Sue Aikens et l’équipe créative parlent du tournage en Alaska – Contenders TV – Date limite

La vie en dessous de zéro a diverti les téléspectateurs sur National Geographic pendant 17 saisons étonnantes jusqu’à présent. L’une des principales raisons de la popularité de la série documentaire est le sujet principal Sue Aikens, qui vit seule dans une région reculée de l’Alaska, à près de 200 miles au nord du cercle polaire arctique.

La grand-mère de 58 ans possède une remarquable capacité à mettre des mots sur son expérience.

Contenders TV Docs + Unscripted – Couverture complète de Deadline

“Chaque jour, je me lève et je me regarde dans ce miroir. Je passe en revue ce que j’ai fait la veille, et si j’ai besoin de réparer quelque chose, je le fais immédiatement. Et si j’ai fait quelque chose de vraiment génial, vous m’entendrez dire ‘Yay, Sue! Go Sue! ‘” Aikens a raconté alors qu’elle et les membres de La vie en dessous de zéroL’équipe de production de Deadline a rejoint l’événement Television: Documentary + Unscripted de Deadline.

“Même depuis un jeune enfant, je vivais entre mes propres oreilles plus que partout ailleurs… Et je pense en images, alors j’essaie de décrire comment je vis, ce que je ressens, en couleurs, formes et sons. Mais je n’ai que des mots et un regard de mort.

Le producteur de terrain Crofton Diack s’est habitué à filmer avec Aikens dans des conditions glaciales.

«La toute première étape que je suis sortie avec Sue, nous avons été séparés de notre nourriture. Toutes ces choses folles se sont produites. Mais c’était une centaine en dessous », se souvient Diack. « Il y a eu 24 heures là-bas où je ne pensais vraiment pas que nous allions y arriver parce que le poêle n’a pas démarré et c’était tout simplement horrible. Mais nous l’avons fait. Être en compagnie de Sue est intense et amusant. Et chaque jour, je ne sais pas ce que nous faisons. Nous avons une idée de ce qui pourrait arriver, puis un loup apparaît et vous allez filmer cela, ou Sue va découvrir quelque chose.

Le directeur de la photographie Michael Cheeseman a remporté plusieurs Emmy Awards pour son travail sur la série. L’un de ses principaux défis consiste simplement à maintenir l’équipement cinématographique en état de marche. Il n’est pas conçu pour les températures super froides.
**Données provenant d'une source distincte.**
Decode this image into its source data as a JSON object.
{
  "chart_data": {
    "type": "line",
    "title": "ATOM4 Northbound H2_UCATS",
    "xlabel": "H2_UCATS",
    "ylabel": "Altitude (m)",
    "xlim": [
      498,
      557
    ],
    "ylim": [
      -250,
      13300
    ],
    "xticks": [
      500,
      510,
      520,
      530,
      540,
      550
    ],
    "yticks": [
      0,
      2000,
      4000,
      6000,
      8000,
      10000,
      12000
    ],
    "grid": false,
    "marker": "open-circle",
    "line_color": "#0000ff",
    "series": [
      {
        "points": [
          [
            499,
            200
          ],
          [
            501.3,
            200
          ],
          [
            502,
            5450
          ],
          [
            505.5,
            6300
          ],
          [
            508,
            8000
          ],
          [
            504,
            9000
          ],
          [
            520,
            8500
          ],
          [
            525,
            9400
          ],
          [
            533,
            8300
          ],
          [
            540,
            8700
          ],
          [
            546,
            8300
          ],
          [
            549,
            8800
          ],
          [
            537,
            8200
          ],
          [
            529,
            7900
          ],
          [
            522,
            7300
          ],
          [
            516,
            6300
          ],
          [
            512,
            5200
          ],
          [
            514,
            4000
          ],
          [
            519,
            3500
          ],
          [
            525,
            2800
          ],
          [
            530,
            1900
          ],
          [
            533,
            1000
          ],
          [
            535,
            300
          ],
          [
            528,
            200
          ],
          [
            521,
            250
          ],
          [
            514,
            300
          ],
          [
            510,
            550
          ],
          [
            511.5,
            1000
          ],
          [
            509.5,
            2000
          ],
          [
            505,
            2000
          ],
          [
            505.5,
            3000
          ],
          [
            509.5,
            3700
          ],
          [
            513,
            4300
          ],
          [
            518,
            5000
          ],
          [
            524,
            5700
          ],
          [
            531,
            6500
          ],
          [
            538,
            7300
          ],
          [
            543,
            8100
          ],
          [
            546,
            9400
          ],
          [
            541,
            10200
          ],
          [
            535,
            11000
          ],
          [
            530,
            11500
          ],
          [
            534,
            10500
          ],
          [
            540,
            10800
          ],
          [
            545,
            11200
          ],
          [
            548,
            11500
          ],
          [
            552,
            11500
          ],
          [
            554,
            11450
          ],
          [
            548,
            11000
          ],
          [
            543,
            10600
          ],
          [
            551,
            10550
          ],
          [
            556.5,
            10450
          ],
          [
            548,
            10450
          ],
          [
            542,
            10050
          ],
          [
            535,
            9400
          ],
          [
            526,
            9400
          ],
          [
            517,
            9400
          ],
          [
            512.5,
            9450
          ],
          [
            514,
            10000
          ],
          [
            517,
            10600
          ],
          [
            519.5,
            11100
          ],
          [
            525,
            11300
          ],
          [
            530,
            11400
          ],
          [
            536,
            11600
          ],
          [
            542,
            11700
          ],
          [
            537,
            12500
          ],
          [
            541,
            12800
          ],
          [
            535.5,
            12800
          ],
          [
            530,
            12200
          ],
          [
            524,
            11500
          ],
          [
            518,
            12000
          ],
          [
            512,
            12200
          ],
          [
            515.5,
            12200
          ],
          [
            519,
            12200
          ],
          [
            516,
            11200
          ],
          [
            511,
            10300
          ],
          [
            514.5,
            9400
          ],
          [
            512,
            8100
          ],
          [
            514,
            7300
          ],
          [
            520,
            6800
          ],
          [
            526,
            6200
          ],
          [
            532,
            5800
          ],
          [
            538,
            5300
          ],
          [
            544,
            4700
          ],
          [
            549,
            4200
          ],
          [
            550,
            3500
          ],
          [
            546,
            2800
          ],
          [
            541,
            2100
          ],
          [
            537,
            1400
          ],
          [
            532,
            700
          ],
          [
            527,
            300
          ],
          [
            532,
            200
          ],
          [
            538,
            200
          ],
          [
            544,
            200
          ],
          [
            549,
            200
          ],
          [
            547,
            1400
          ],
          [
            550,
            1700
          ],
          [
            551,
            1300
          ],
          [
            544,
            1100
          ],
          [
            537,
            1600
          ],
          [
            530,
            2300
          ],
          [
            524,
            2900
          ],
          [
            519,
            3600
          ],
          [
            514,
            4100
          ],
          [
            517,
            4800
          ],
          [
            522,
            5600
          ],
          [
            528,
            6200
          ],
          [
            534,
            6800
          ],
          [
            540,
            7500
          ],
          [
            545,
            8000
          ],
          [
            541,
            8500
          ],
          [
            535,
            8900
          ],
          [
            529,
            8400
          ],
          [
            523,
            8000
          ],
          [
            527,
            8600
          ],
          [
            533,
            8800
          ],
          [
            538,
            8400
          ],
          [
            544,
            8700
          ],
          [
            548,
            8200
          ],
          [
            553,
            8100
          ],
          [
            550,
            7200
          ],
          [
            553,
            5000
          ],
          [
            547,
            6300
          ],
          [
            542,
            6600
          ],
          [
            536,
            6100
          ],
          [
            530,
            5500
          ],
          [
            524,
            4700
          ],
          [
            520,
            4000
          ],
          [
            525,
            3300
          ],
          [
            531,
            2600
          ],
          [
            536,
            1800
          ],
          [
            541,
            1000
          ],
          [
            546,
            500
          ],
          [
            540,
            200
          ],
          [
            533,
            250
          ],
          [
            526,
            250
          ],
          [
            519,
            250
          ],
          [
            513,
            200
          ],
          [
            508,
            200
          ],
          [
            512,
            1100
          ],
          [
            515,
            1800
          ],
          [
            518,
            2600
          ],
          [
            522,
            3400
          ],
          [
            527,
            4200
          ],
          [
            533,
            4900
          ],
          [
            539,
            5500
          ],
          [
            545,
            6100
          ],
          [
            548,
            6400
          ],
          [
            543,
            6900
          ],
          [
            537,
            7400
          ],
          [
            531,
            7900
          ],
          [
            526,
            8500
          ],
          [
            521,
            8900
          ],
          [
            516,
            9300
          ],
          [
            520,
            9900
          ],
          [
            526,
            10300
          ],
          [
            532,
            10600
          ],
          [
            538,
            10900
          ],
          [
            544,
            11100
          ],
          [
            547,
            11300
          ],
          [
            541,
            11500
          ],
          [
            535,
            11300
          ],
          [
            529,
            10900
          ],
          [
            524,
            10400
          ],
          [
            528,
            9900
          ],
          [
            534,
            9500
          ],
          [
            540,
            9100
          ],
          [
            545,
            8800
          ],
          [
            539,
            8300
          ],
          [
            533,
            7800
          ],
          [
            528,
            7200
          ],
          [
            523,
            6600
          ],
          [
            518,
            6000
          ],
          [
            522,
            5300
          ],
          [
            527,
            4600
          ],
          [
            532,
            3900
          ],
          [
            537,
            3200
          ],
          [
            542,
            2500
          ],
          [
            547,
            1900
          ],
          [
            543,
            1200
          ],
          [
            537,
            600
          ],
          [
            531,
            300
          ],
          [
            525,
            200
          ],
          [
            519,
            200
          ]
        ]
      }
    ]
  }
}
“Les spécifications du manuel disent:” N’utilisez pas l’appareil photo en dessous de 32 degrés “, puis nous tournons en négatif 70. Donc, certainement, ils vont mal fonctionner”, a déclaré Cheeseman. «Nous prenons ces chauffe-mains que vous achetez chez Home Depot ou ailleurs et vous les ouvrez, les secouez et les placez sur les caméras et espérez le meilleur. Nous mettons des piles dans nos poches. Nous mettons les piles dans des étuis avec des bouillottes. Nous faisons tout ce que nous pouvons pour garder ces batteries au chaud et les caméras au chaud aussi longtemps que possible… C’est juste une bataille constante pour essayer de faire fonctionner les caméras.

La vie en dessous de zéro suit plusieurs personnages, qui choisissent tous de vivre dans un environnement très froid, connaissant de nombreuses privations.

“Cette saison, nous essayons de pousser l’intimité de la narration pour découvrir ce qui motive ces participants”, a déclaré le producteur exécutif Joe Litzinger. “Sue n’hésite pas à partager ses sentiments ou à partager ses conflits internes et [we’re] juste en quelque sorte se pencher là-dessus et comprendre aussi le “pourquoi”, pourquoi non seulement [these people] là-bas, pourquoi déménagent-ils là-bas, mais pourquoi restent-ils là-bas ? Essayer simplement d’approfondir les composantes émotionnelles et narratives de celui-ci, thématiquement, est quelque chose que nous explorons beaucoup dans cette nouvelle saison.

Aikens parle également de son compagnon, un client robuste qu’elle appelle “Little Red” qui a parfois besoin d’un peu d’attention : “Little Red a définitivement une personnalité”, a-t-elle déclaré. “Parfois, il est plus grincheux que moi, ce qui est difficile à imaginer.”

Revenez lundi pour la vidéo du panel.